Washington, D.C.; August 26, 2021: The Supreme Court today reinstated a district court decision holding the Centers for Disease Control and Prevention’s nationwide eviction moratorium unlawful. In Alabama Association of Realtors v. Department of Health and Human Services, the Court made clear that the CDC had far exceeded the authority Congress granted it in a 1944 statute that allows the agency to control the spread of disease across state lines.

“Today the Supreme Court confirmed what landlords have been arguing for nearly a year: that the CDC does not have the breathtaking power to ban evictions nationwide,” said Steve Simpson, a senior attorney at Pacific Legal Foundation, which represents landlords in several challenges to the eviction moratorium. “Laws that burden one group with the obligation to house people during a pandemic have no place in a free society. But if we are going to have laws like that, our Constitution requires that they come from Congress, not unelected bureaucrats.”
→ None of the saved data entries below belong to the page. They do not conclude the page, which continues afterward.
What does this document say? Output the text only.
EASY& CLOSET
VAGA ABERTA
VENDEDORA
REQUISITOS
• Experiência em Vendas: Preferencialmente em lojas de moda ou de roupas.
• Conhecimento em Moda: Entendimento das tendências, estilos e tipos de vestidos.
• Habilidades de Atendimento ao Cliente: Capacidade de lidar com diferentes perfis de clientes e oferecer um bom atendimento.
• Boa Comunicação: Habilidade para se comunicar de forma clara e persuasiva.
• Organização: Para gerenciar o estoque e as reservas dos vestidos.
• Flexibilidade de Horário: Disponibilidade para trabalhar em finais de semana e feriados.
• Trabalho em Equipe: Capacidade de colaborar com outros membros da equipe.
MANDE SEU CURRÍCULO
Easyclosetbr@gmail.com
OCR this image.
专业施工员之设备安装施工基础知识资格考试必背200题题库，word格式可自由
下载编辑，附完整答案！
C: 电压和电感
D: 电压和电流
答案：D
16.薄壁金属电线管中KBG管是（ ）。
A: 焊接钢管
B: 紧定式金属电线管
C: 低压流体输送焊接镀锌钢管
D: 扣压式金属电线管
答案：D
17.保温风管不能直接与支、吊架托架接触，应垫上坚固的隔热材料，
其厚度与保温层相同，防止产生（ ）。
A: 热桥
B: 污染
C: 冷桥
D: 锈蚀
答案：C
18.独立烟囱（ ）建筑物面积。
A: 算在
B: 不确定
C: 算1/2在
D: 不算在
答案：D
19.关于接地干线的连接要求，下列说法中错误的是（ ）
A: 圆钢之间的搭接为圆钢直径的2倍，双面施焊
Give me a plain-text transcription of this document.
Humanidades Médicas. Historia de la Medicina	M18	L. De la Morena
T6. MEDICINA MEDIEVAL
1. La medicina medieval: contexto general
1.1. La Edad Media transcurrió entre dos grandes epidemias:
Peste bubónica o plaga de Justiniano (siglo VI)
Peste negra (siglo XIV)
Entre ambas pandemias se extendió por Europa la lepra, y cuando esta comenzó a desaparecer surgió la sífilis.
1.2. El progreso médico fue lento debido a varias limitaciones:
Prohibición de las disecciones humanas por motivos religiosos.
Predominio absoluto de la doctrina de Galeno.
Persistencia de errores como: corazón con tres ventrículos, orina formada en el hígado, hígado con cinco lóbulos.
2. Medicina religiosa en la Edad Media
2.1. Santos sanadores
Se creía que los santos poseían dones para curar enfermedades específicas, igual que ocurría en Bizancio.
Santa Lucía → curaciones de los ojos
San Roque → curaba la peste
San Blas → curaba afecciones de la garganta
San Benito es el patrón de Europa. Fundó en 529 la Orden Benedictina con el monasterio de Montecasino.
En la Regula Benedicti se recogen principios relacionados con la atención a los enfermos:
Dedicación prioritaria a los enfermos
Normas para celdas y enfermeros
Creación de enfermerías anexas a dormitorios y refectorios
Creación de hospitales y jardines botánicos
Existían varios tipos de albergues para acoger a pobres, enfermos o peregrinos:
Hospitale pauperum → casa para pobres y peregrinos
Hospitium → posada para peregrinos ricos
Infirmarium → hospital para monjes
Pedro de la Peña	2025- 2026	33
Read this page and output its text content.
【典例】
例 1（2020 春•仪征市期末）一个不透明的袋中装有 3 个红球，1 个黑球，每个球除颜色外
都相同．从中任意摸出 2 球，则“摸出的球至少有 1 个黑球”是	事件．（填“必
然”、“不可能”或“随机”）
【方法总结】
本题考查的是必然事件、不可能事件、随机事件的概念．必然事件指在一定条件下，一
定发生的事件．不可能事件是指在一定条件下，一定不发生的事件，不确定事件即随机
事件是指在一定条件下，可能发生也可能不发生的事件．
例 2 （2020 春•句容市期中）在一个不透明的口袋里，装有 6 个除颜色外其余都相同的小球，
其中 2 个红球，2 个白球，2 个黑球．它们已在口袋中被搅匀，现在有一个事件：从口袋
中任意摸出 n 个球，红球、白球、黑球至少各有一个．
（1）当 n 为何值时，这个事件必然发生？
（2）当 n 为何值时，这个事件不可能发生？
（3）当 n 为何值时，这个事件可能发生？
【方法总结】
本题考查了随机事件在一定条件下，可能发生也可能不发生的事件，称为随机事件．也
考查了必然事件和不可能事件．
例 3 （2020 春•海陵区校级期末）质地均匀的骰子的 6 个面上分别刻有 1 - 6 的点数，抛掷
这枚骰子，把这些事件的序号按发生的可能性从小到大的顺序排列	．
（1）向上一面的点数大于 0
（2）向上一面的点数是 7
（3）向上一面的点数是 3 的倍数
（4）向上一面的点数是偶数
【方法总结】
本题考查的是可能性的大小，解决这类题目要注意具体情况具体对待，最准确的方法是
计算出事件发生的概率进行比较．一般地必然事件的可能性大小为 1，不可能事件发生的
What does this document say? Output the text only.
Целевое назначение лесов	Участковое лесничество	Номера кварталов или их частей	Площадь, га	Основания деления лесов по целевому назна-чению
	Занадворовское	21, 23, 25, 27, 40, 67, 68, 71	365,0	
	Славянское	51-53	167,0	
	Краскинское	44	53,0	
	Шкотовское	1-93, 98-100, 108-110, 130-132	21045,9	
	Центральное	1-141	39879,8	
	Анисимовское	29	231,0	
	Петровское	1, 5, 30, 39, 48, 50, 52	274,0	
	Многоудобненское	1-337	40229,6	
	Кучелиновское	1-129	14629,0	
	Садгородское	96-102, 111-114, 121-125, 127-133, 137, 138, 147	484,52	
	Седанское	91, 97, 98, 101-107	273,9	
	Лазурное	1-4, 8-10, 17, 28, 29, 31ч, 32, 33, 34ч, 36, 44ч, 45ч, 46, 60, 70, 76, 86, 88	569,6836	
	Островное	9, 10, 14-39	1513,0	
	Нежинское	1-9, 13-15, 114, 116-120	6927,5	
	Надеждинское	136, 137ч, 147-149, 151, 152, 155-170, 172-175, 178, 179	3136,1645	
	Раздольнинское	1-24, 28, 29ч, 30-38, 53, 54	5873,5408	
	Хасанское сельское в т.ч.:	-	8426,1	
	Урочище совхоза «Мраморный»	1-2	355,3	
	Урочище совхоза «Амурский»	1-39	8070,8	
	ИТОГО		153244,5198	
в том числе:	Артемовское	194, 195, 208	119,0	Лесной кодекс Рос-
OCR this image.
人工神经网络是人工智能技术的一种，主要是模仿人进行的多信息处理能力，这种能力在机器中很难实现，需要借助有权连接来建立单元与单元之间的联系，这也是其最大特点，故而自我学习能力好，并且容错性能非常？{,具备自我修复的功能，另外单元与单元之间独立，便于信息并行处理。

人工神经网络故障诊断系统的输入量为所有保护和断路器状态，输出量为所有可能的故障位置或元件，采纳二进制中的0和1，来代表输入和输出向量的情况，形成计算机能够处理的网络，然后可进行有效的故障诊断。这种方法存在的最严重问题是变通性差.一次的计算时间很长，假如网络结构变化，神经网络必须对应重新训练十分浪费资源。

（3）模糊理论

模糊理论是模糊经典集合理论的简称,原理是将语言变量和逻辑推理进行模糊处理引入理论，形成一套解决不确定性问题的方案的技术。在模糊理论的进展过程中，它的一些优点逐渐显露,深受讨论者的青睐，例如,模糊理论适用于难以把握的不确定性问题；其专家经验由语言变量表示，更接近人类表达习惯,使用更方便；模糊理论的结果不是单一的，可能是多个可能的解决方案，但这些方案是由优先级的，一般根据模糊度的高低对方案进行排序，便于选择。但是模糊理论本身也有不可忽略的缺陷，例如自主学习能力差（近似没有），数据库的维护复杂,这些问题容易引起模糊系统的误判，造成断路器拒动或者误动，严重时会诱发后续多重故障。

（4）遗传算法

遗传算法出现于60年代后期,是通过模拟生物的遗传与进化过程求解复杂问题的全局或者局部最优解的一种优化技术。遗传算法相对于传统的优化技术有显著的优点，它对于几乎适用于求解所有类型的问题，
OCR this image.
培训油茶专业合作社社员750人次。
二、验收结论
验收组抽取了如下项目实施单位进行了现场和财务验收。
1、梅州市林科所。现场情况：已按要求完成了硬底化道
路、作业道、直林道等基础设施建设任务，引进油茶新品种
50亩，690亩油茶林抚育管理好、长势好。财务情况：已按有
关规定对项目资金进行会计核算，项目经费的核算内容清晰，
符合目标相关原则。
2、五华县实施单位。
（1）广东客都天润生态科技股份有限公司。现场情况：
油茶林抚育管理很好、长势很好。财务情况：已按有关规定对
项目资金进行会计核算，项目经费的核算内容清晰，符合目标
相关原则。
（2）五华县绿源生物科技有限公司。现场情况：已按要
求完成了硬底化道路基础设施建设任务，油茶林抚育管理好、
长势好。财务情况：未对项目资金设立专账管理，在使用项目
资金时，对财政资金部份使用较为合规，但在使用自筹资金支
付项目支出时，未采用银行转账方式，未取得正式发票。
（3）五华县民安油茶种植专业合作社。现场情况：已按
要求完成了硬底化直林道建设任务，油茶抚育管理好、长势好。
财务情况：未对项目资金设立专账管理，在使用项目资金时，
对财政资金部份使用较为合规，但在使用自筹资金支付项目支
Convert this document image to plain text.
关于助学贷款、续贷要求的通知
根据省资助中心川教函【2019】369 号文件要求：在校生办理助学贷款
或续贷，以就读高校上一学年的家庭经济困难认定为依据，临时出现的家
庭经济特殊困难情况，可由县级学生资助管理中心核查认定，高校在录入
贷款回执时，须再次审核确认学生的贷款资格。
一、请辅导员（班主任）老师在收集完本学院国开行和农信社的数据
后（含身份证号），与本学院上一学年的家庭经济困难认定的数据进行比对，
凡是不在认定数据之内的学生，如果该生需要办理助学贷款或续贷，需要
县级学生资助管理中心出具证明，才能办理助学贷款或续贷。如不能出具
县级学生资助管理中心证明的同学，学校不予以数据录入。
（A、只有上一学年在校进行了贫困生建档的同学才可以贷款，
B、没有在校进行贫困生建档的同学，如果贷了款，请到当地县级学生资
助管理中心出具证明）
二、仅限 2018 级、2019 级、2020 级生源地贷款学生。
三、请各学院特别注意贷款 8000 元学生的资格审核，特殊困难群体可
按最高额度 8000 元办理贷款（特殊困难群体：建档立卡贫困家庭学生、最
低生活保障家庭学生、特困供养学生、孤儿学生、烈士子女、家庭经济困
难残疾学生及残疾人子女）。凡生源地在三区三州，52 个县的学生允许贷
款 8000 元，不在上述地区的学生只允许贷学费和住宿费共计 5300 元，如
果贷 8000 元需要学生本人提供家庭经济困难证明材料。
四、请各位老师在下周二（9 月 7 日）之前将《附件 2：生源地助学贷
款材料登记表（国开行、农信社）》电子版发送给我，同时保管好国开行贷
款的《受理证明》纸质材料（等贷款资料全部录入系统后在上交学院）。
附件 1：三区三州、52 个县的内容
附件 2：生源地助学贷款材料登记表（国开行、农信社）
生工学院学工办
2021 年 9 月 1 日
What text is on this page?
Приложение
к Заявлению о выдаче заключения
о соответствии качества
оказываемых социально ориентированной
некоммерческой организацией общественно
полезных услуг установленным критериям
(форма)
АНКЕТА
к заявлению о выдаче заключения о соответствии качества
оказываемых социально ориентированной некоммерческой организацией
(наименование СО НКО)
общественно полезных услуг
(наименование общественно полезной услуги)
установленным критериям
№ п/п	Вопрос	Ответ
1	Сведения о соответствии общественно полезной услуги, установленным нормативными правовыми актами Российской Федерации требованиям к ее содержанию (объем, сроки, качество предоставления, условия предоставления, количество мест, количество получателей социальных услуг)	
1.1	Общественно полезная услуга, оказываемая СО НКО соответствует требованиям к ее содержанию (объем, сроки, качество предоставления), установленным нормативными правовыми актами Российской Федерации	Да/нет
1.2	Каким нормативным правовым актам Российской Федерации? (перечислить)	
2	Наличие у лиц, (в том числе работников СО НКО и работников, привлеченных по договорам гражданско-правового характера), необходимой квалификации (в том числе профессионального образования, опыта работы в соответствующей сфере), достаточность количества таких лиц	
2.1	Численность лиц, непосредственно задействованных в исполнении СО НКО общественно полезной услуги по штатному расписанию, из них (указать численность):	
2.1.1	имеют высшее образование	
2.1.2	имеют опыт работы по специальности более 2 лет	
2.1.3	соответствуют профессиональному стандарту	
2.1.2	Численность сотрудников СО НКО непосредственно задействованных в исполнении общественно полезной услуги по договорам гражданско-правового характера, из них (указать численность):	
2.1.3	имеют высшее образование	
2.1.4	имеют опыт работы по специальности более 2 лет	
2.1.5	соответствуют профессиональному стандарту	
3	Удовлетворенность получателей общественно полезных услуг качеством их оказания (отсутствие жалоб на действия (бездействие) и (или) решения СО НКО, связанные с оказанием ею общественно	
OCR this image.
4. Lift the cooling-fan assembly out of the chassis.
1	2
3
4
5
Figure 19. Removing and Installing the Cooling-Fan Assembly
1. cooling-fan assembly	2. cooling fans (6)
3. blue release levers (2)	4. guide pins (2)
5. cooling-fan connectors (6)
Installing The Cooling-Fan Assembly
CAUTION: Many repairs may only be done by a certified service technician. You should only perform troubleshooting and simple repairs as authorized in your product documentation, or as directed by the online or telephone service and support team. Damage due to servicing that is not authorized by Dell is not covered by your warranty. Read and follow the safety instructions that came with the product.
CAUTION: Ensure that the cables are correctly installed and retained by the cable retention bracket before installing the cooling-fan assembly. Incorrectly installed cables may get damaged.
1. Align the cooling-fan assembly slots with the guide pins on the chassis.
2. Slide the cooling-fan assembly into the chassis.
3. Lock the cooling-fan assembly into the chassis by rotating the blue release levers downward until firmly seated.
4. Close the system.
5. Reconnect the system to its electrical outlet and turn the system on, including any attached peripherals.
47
“It strains credulity to believe that this statute grants the CDC the sweeping authority that it asserts,” stated the Court’s six-justice majority. “[T]he Government’s read of [the law] would give the CDC a breathtaking amount of authority. It is hard to see what measures this interpretation would place outside the CDC’s reach.”

Pacific Legal Foundation filed two lawsuits against the CDC moratorium on behalf of landlords who argue that the moratorium violates the Constitution’s separation of powers by circumventing Congress. One, Skyworks v. CDC, was the first lawsuit in the nation in which a court ruled that the CDC lacked statutory authority to enact the eviction ban.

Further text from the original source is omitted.